Decoding circulating neutrophil phenotypes in triple-negative breast cancer via optimized single-cell RNA sequencing
摘要
Neutrophils are emerging as key regulators of tumor biology, influencing cancer progression, immune evasion, and therapeutic response. However, their transcriptomic characterization remains challenging due to low RNA content, limiting confident discrimination from other leukocyte populations at the single-cell level. To address this, we developed a robust analytical framework for single-cell RNA sequencing data, calculating a neutrophil score for each cell based on two curated neutrophil marker gene panels and excluding cells expressing non-neutrophil marker genes.
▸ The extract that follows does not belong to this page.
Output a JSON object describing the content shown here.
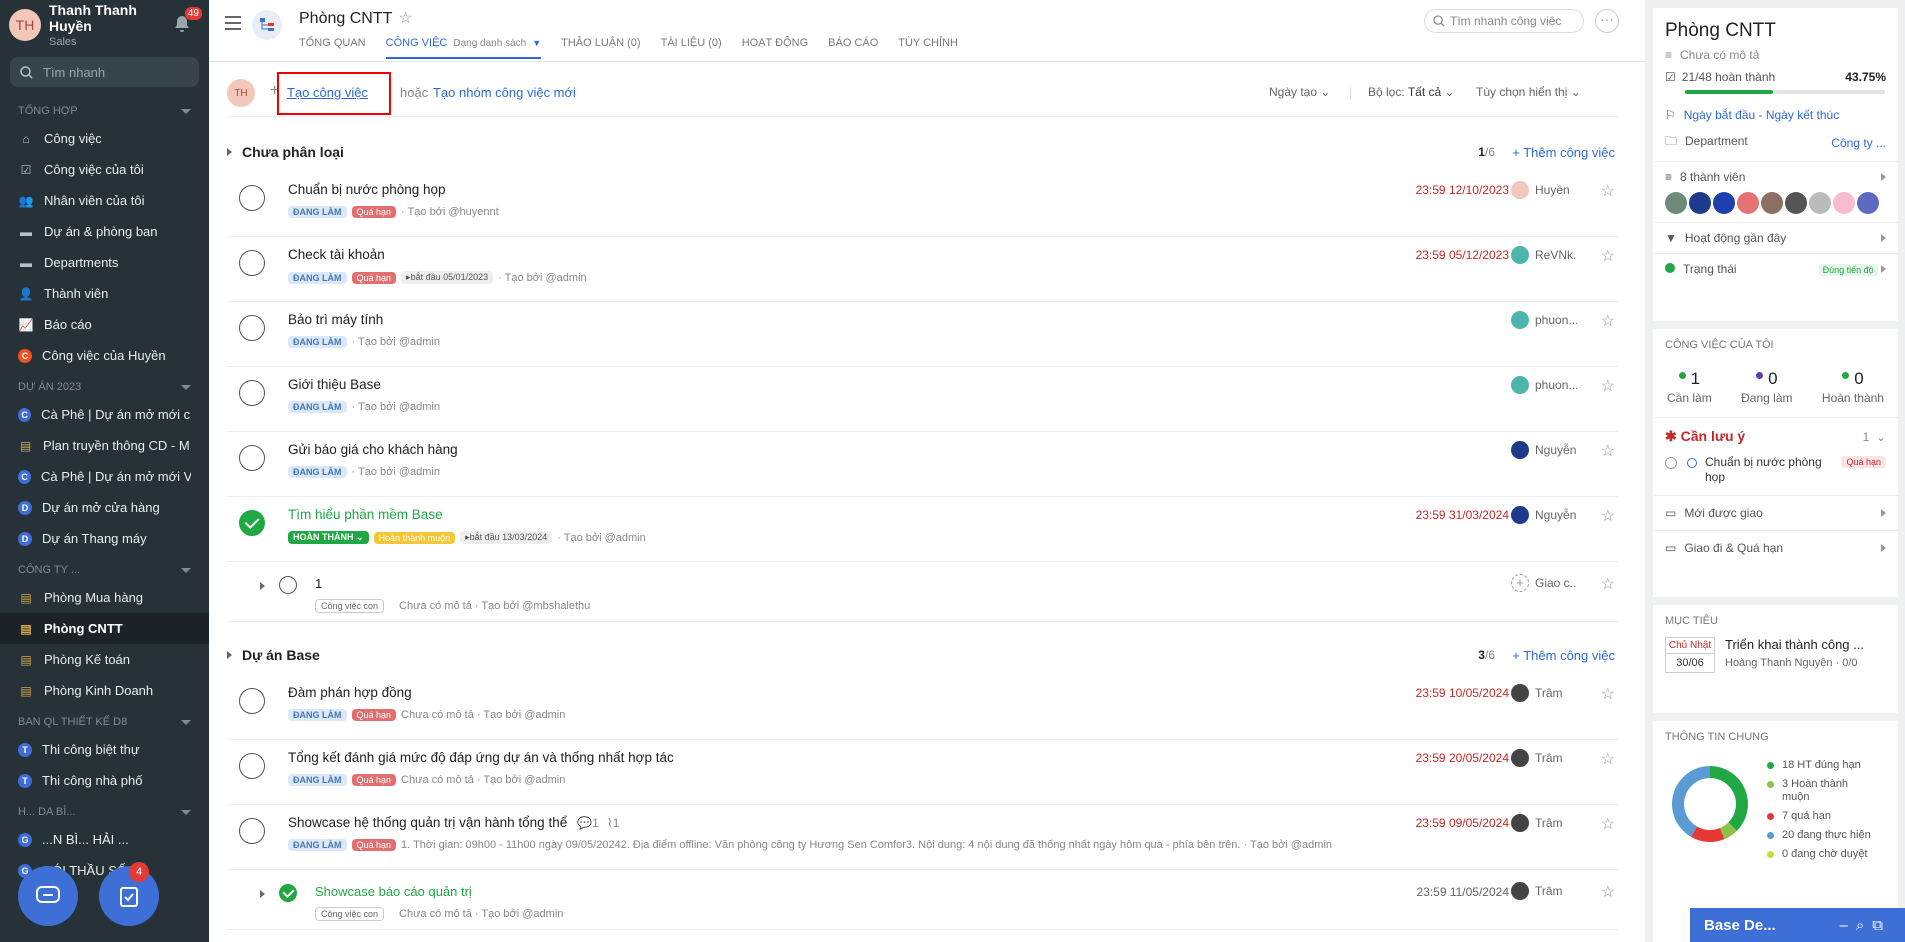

White blood cells were isolated from liquid biopsies of six triple-negative breast cancer (TNBC) patients and six non-malignant donors, sequenced, and analyzed to profile 84 neutrophils isolated from TNBC patients and 128 neutrophils isolated from control donors. TNBC neutrophils displayed significant upregulation of migration-associated genes (−log10 adjusted p ≈ 3) and respiratory complex genes (p < 1 × 10−9) compared with controls.
These findings demonstrate significant transcriptomic differences between the TNBC and control neutrophils, revealing a part of the influence of the TNBC tumor on circulating immune cells. Moreover, this work provides a validated framework for precise neutrophil identification and functional characterization in single-cell studies and lays the foundation for dissecting their mechanistic roles in cancer progression.